Support groups for families with autistic children, friends and an increasing number of activities geared toward children with mental illness are helpful, Aman said.

But Aman’s main escape for several years has been her local gym, Core Fitness, where Aldrich works. The workout helps set aside life outside for an hour or so, and puts her in a position of control.

Aldrich, whose niece also has autism, wanted to do something, so she organized an awareness campaign.

In April, fitness class instructors donned blue — which is the color adopted by the autism awareness movement — they put up posters and collected donations at the three Core locations in Johnson County.

“We’ve gotten positive feedback,” Aldrich said. “I think more people are touched by someone with autism than we are aware.”

‘Because I’m happy’

Cooper has plenty of good days, too.

The structure of school as a third-grader at Hoover Elementary suits him well.
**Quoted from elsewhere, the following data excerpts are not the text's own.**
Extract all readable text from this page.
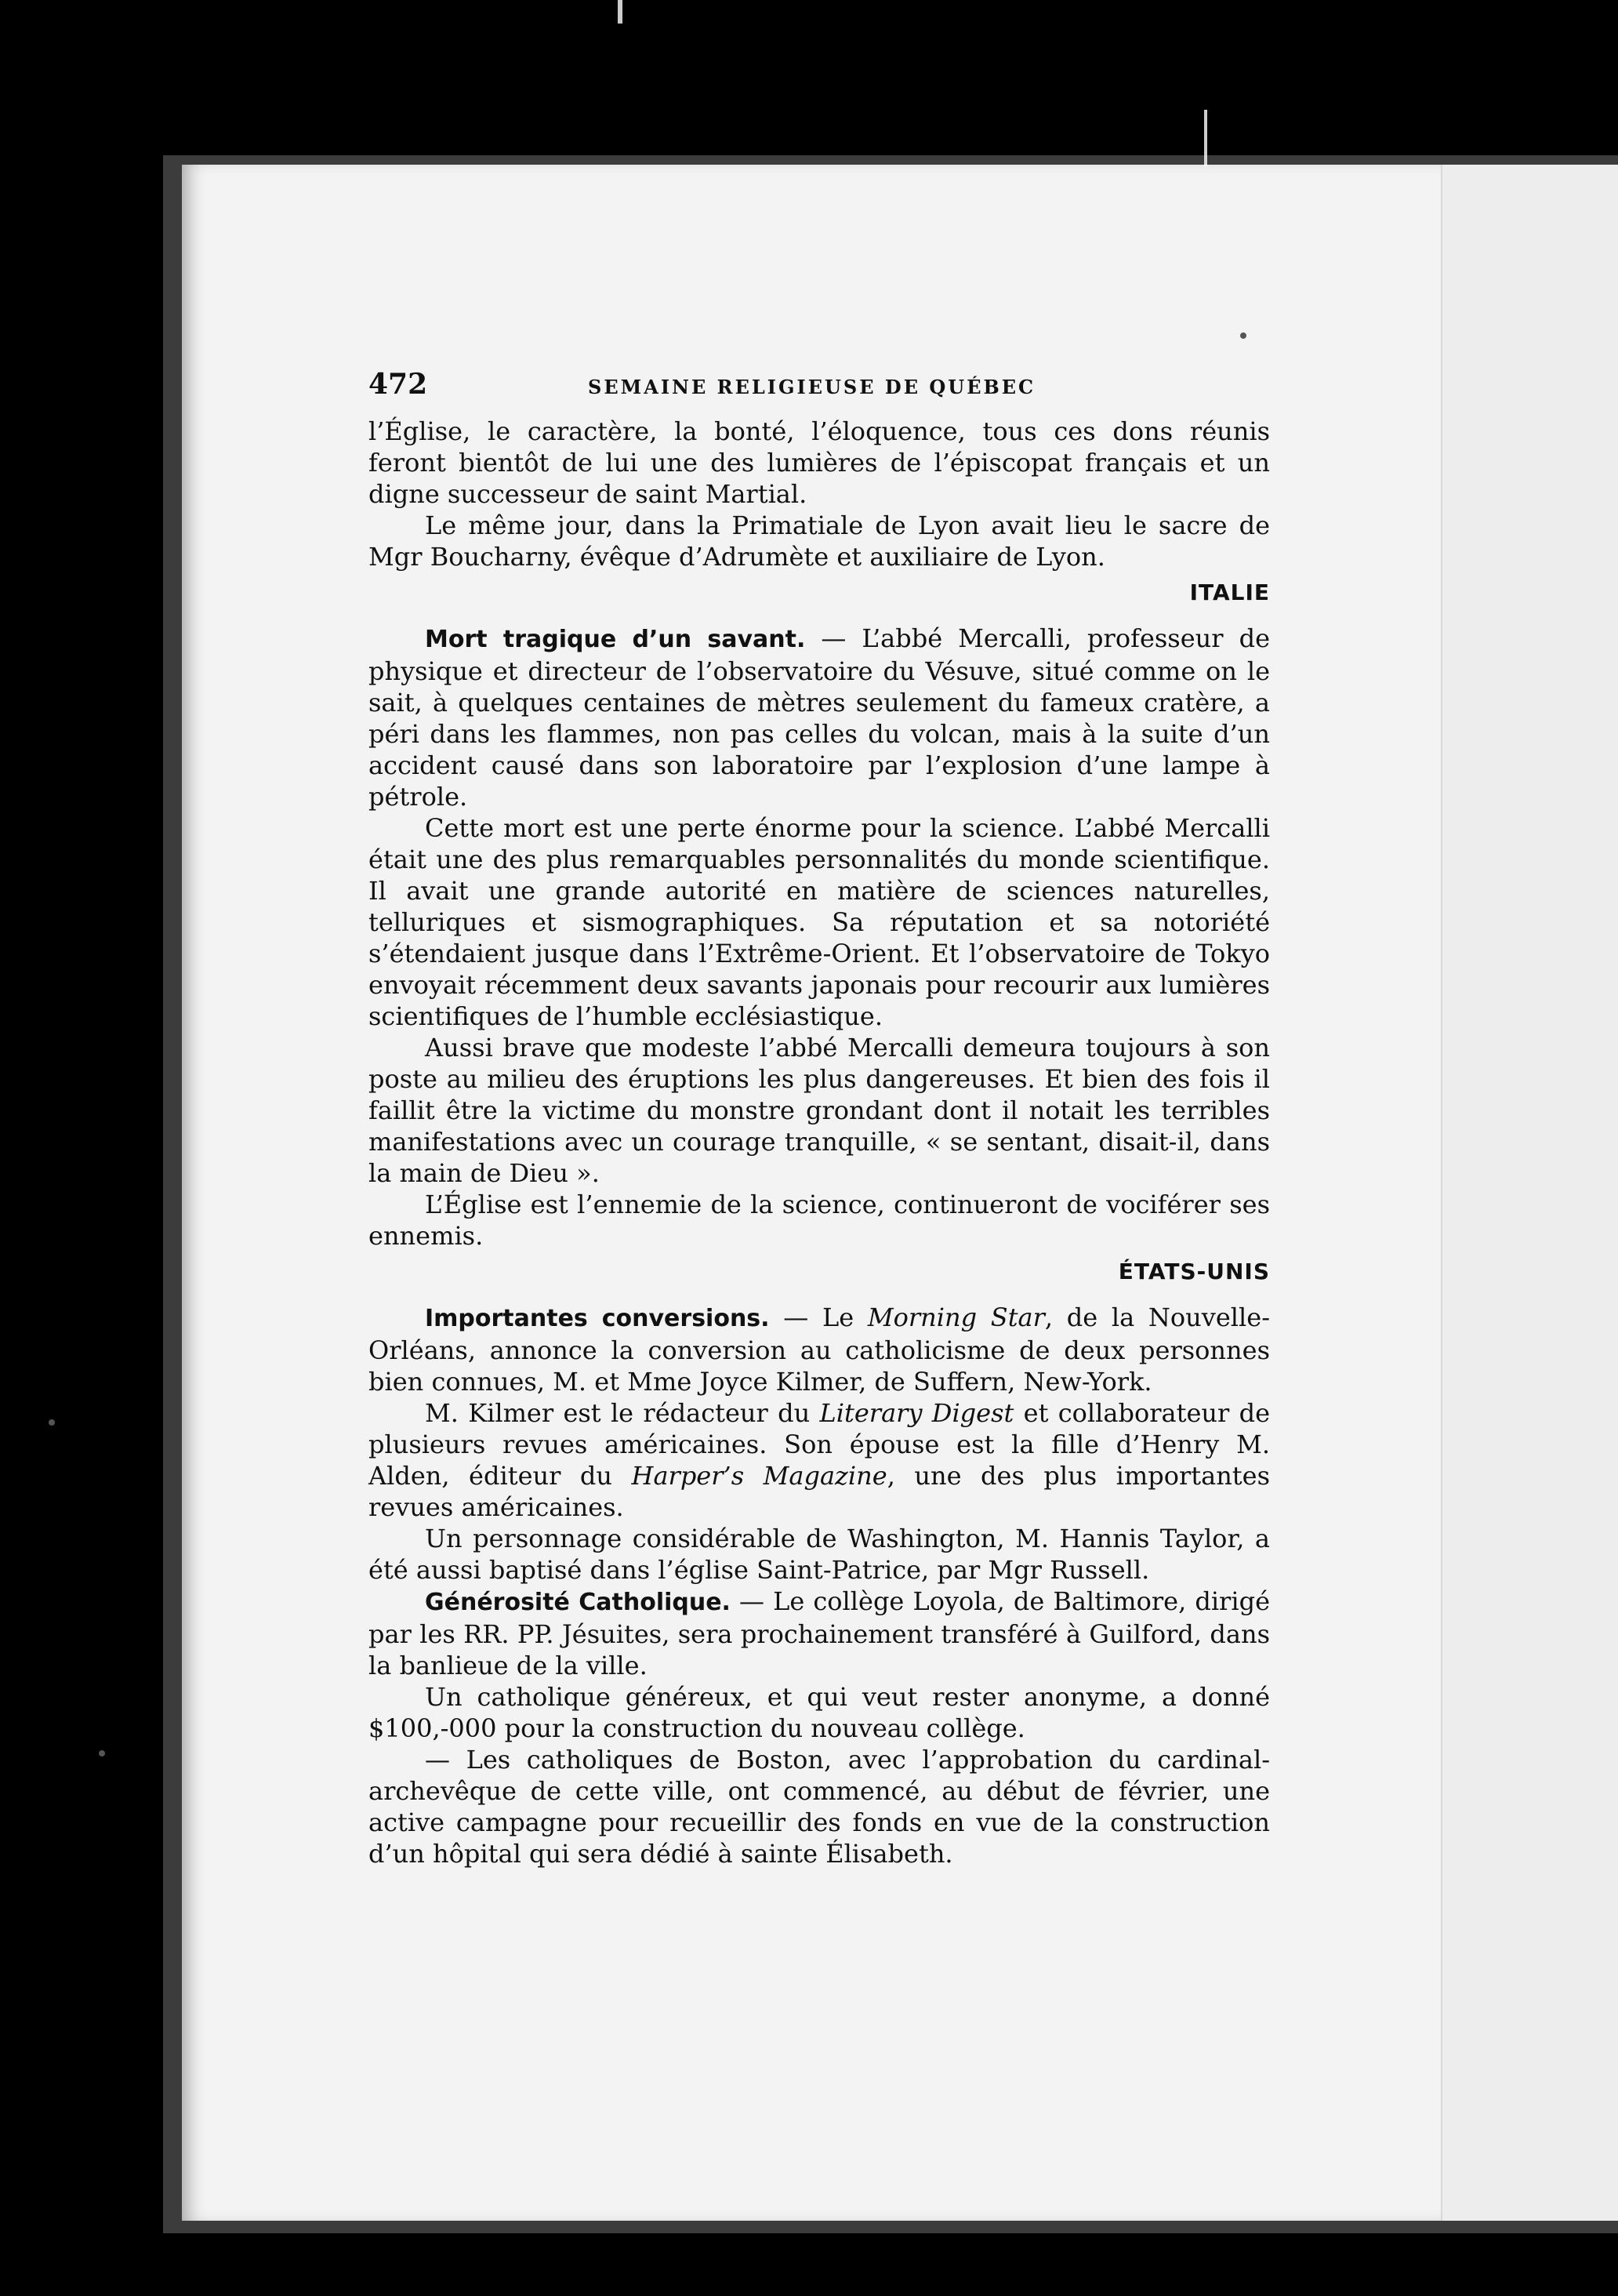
472	SEMAINE RELIGIEUSE DE QUÉBEC

l’Église, le caractère, la bonté, l’éloquence, tous ces dons réunis feront bientôt de lui une des lumières de l’épiscopat français et un digne successeur de saint Martial.

Le même jour, dans la Primatiale de Lyon avait lieu le sacre de Mgr Boucharny, évêque d’Adrumète et auxiliaire de Lyon.

ITALIE

Mort tragique d’un savant. — L’abbé Mercalli, professeur de physique et directeur de l’observatoire du Vésuve, situé comme on le sait, à quelques centaines de mètres seulement du fameux cratère, a péri dans les flammes, non pas celles du volcan, mais à la suite d’un accident causé dans son laboratoire par l’explosion d’une lampe à pétrole.

Cette mort est une perte énorme pour la science. L’abbé Mercalli était une des plus remarquables personnalités du monde scientifique. Il avait une grande autorité en matière de sciences naturelles, telluriques et sismographiques. Sa réputation et sa notoriété s’étendaient jusque dans l’Extrême-Orient. Et l’observatoire de Tokyo envoyait récemment deux savants japonais pour recourir aux lumières scientifiques de l’humble ecclésiastique.

Aussi brave que modeste l’abbé Mercalli demeura toujours à son poste au milieu des éruptions les plus dangereuses. Et bien des fois il faillit être la victime du monstre grondant dont il notait les terribles manifestations avec un courage tranquille, « se sentant, disait-il, dans la main de Dieu ».

L’Église est l’ennemie de la science, continueront de vociférer ses ennemis.

ÉTATS-UNIS

Importantes conversions. — Le Morning Star, de la Nouvelle-Orléans, annonce la conversion au catholicisme de deux personnes bien connues, M. et Mme Joyce Kilmer, de Suffern, New-York.

M. Kilmer est le rédacteur du Literary Digest et collaborateur de plusieurs revues américaines. Son épouse est la fille d’Henry M. Alden, éditeur du Harper’s Magazine, une des plus importantes revues américaines.

Un personnage considérable de Washington, M. Hannis Taylor, a été aussi baptisé dans l’église Saint-Patrice, par Mgr Russell.

Générosité Catholique. — Le collège Loyola, de Baltimore, dirigé par les RR. PP. Jésuites, sera prochainement transféré à Guilford, dans la banlieue de la ville.

Un catholique généreux, et qui veut rester anonyme, a donné $100,-000 pour la construction du nouveau collège.

— Les catholiques de Boston, avec l’approbation du cardinal-archevêque de cette ville, ont commencé, au début de février, une active campagne pour recueillir des fonds en vue de la construction d’un hôpital qui sera dédié à sainte Élisabeth.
He taught himself Beethoven’s Symphony No. 5 on the piano through YouTube tutorials, which is an example of his positive outlets.

And he is making progress in therapy at Genesis Pediatric Therapy Center, where he takes sessions for occupational and physical therapy each week.

Cooper seems to enjoy some of the therapy activities, which are designed to build strength.

Before swimming on Monday, Cooper spent an hour with an occupational therapist. He stretched out in a piece of fabric suspended as a swing from a beam, and flew through the air like a superhero.

“I’m a superman,” Cooper said over and over as he’d launch himself.

“How do you feel?” occupational therapist Mary Gordon asked after Cooper had just completed an obstacle course intended to improve balance.

Gordon showed a card with boxes displaying green for calm, yellow for changing mood, red for agitated or frustrated and “rest stop” to indicate a break is needed.

Cooper pointed to the green, saying “because I’m happy.”

The exercise improves Cooper’s vestibular processing, which controls spatial awareness and equilibrium and is an important function in childhood development.

“It’s like his internal GPS,” Gordon said.

Having a child with autism has taught Aman patience and humility, but it takes work.

Life no longer includes thinking about the future. It’s about taking it one day at a time, she said.

“Let’s just get through today,” she said.

She said she hopes the stigma around autism subsides through better awareness.

“We need to truly be aware of autism, not be afraid of it,” she said. “Cooper is still just a kid. Talk to him. Ask him. He might want to give a hug at an inappropriate time, but we can help him learn.”